If we assume that the numbers given so far have been for SSB phase noise, then we can also compute the integrated phase noise of this design as
IntPN_{rms}=\frac{180\sqrt{2} }{\pi } \sqrt{\int\limits_{f=10KHz} ^{f=10MHz} {\varphi ^{2}_{total} df } } =0.41^{\circ }Note that, in this example, the loop filter noise is quite low and could have been ignored safely. Also note that, due to the frequency response of the filter even in-band, noise from the loop filter is attenuated at lower frequencies. Inside of the loop bandwidth, the total noise is dominated by the charge pump. Note that, out of band, the noise is slightly higher than the VCO noise. This is because the charge pump is still contributing. This can be corrected by making the loop bandwidth slightly smaller and, thus, attenuating the out-of-band contribution of the charge pump by a few more decibels.

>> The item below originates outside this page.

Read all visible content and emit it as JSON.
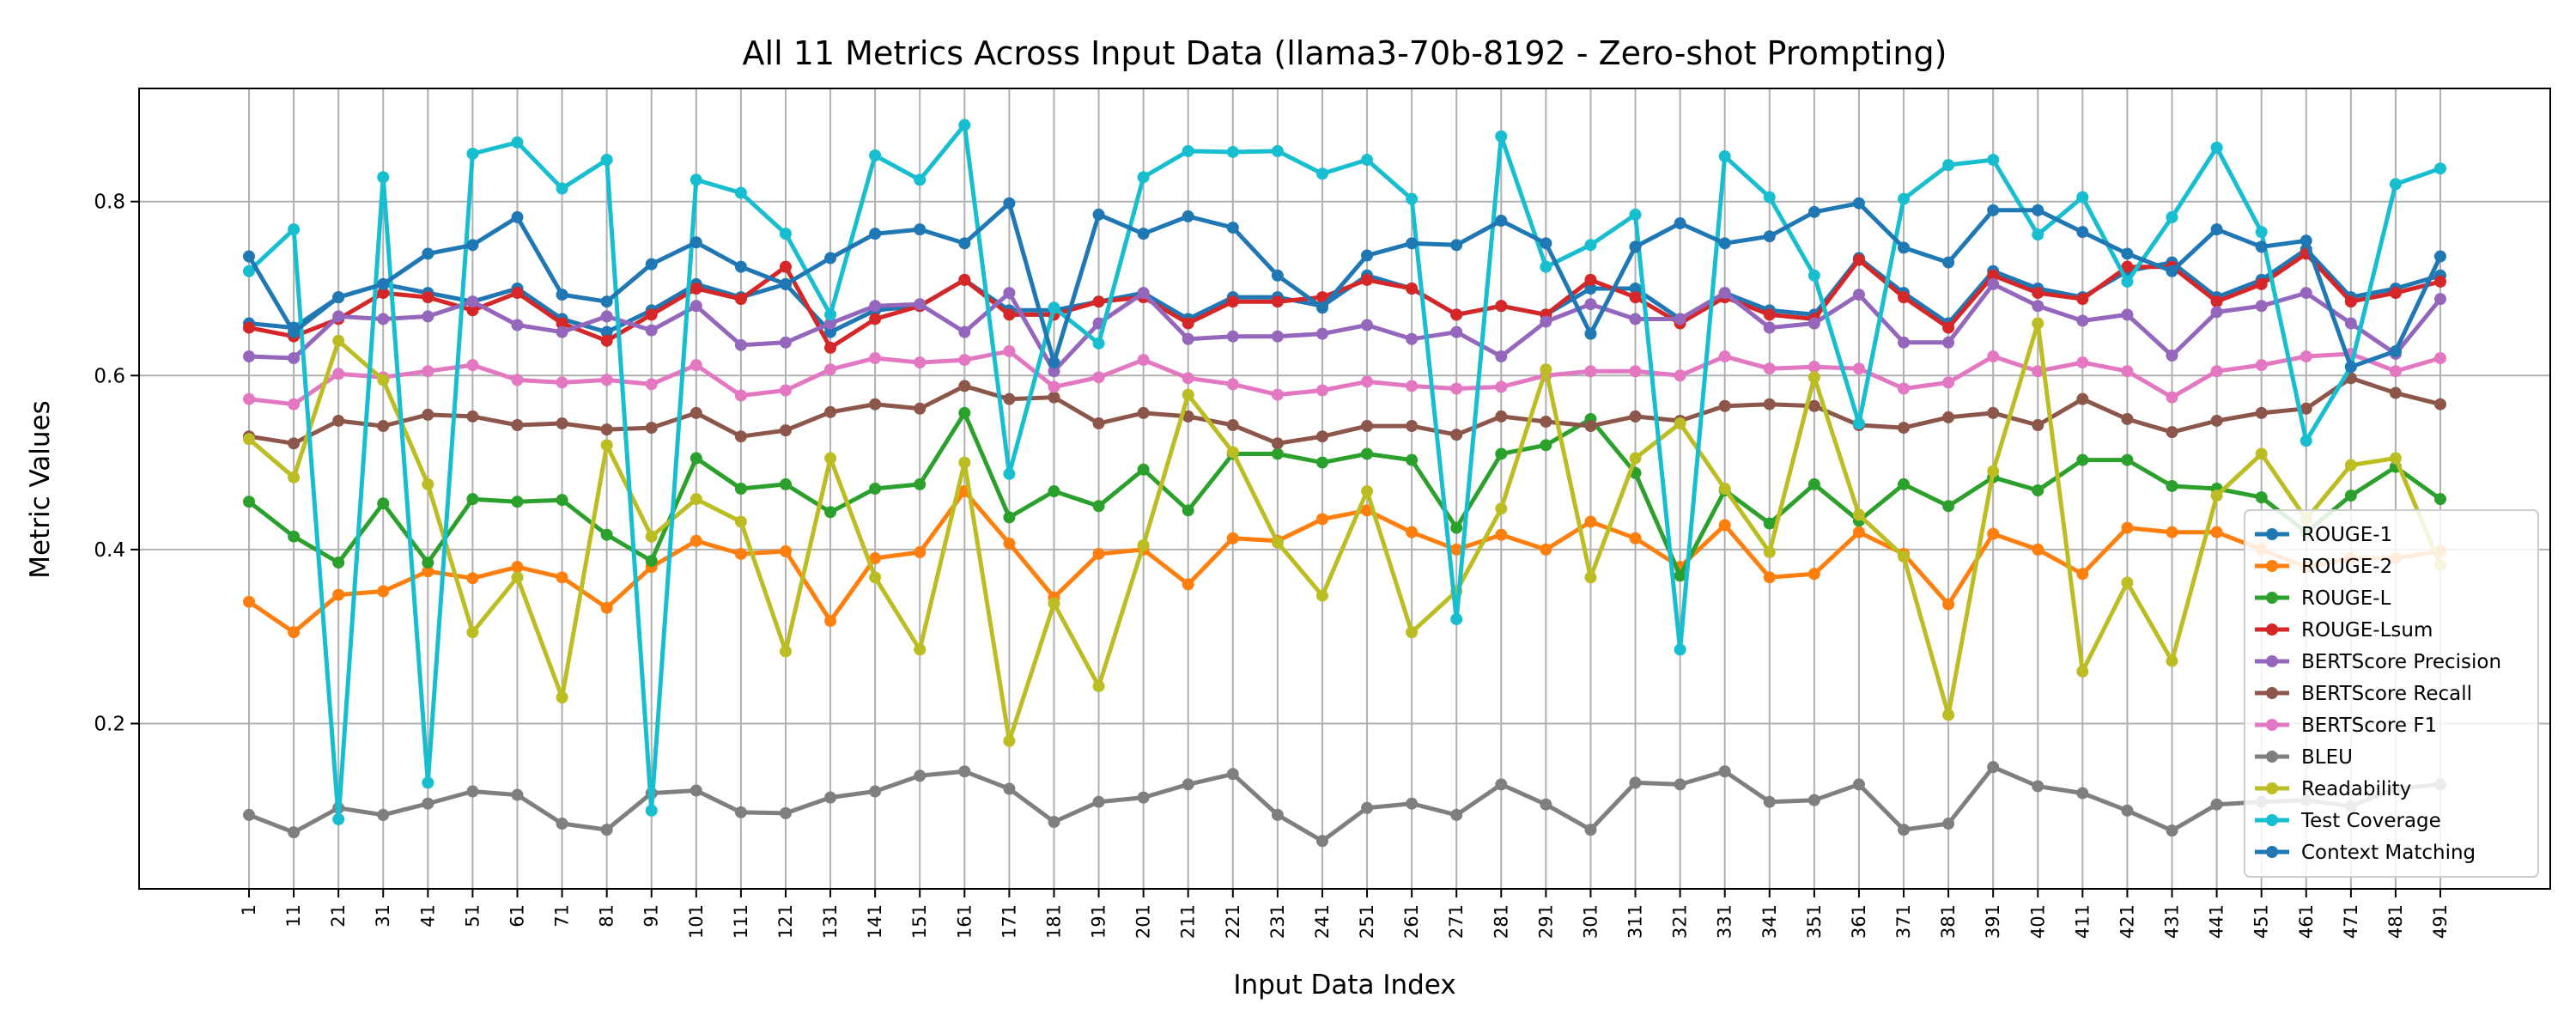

With the integer-N numbers, the phase noise is shown in Figure 3.32. Note that with integer N, the noise is completely dominated by the charge pump, both inside and outside of the loop bandwidth. In order to reduce the effect of charge pump noise, the loop bandwidth in this case should be reduced by at least two orders of magnitude. Note also the dramatic change in the in-band phase noise performance between the two designs. While the fractional design has −100 dBc/Hz of in-band noise, this design has a performance of only −67 dBc/Hz. Note that the two numbers are different by 20 log(40), which is the ratio of the two divider values, as would be expected.